Ob auch die Videokunst und der künstlerische Film in Zukunft nur noch so gehandelt werden und ob damit eine größere Verbreitung einhergeht, wird von den Angeboten entsprechender Plattformen abhängen. Die Coronakrise hat dazu beigetragen, dass bereits vorhandene Möglichkeiten der Partizipation verstärkt angenommen werden. Mit der Hamburger Kollegin Julia Sökeland habe ich 2012 die Plattform Blinkvideo geschaffen. Darüber kann man sich ca. 2.000 Video-Kunstwerke anschauen. Die Plattform nutzen vor allem Kuratoren und Sammler zu Recherchezwecken. Verkauft wird allerdings noch immer über die Galerien.
Wie kommen Sie an neue Künstler und wie kommen die zu Ihnen?
Ich bin viel international unterwegs, gehe immer noch sehr viel in Hochschulen und bekomme Tipps von anderen Künstlern, Ausstellungsmachern oder Kunstprofessoren. Eigentlich habe ich schon zu viele Künstler, die ich betreue. Aber ich bin viel zu neugierig, um mit einem statischen Künstlerprogramm zu arbeiten. Ich schaue immer: Wo gibt es neue künstlerische Tendenzen, die ich vorher so noch nicht gesehen habe.

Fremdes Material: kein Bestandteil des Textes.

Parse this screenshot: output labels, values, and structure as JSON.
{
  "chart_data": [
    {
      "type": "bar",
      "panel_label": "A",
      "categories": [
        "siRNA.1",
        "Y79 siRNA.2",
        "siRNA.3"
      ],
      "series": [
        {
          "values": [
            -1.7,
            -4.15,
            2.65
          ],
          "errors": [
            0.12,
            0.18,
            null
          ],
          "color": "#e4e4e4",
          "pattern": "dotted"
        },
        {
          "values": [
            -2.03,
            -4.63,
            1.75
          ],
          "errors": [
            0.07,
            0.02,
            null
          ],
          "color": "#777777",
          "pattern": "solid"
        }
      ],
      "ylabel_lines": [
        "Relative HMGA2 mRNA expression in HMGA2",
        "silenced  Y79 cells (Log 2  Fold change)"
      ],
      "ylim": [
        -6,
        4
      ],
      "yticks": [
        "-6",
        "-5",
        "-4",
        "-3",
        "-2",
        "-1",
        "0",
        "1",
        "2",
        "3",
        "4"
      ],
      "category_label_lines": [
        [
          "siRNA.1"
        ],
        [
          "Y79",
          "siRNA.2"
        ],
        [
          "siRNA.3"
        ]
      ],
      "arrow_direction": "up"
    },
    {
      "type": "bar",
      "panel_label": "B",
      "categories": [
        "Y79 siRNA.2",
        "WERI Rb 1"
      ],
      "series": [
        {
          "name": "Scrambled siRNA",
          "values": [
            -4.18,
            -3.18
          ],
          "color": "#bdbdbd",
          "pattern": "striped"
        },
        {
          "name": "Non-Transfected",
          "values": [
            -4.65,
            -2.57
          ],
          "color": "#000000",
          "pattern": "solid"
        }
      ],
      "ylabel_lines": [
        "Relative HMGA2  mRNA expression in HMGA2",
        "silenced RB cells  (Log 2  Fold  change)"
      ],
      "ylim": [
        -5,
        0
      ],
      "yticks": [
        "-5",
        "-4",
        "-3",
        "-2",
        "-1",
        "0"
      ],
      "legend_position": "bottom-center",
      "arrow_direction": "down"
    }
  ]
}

Haben Sie zu einigen Künstlern eine lange Verbindung?
Ja, mit dem Fotografen Anton Corbijn z. B. arbeite ich schon 25 Jahre zusammen. Mit vielen Künstlern entstehen zum Teil enge Freundschaften. Es ist das größte Glück für mich, an ihrer Welt teilhaben zu dürfen. Das eröffnet mir immer wieder neue Horizonte.